The new study also found reasons for optimism, suggesting that if people's long Covid symptoms subside, associated cognitive impairment may also occur: People who experienced long Covid symptoms for several months and eventually recovered had similar cognitive scores to those who did not. Of a quick recovery. The study found.
On a typical intelligence scale, people who score from 85 to 115 are considered to have average intelligence. The standard divergence is about 15 points, so a shift of 3 points is not usually considered significant, and a shift of even 6 points may not be significant, experts said.
“The question is: Are people able to function at their routine capacity in whatever they do? That's not really being answered,” said Dr. Igor Koralnik, chief of the Division of Infectious Neuroscience and Global Neuroscience at Northwestern Medicine in Chicago, who was not involved in the study. Three points more or less.
He added: “Assigning X's on the IQ scale is less important than people's awareness of the cognitive difficulties they face.”

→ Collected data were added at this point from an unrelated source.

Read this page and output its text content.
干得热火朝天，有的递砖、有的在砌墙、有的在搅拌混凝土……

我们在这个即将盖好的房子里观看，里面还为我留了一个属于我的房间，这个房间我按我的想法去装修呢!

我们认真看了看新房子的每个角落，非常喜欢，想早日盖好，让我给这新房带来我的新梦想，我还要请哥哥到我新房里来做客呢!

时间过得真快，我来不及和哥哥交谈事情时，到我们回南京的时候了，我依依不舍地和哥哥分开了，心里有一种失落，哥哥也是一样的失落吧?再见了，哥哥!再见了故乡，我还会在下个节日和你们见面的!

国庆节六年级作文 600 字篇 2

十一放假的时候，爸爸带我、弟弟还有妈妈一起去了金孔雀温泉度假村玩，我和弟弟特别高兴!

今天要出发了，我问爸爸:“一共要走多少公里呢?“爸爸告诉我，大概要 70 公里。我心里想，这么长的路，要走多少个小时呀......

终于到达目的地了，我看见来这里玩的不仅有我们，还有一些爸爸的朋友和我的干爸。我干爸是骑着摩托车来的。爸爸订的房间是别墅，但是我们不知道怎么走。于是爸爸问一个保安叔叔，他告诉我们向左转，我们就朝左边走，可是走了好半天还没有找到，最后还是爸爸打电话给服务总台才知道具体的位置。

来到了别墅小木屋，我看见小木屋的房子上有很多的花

However, Jackson, the author of a book about the long coronavirus, called DefoggingWhile cognitive tests like those in the study “identify relatively mild deficits,” he said, minor difficulties can be significant for some people. For example, he said, “If you're an engineer and you have a slight decline in executive functioning, that's a problem.”
The study, led by researchers at Imperial College London, included 112,964 adults who completed the online cognitive assessment during the last five months of 2022. About 46,000 of them, or 41 per cent, said they had never had Covid. Another 46,000 people who were infected with the Corona virus said that their illness lasted less than four weeks.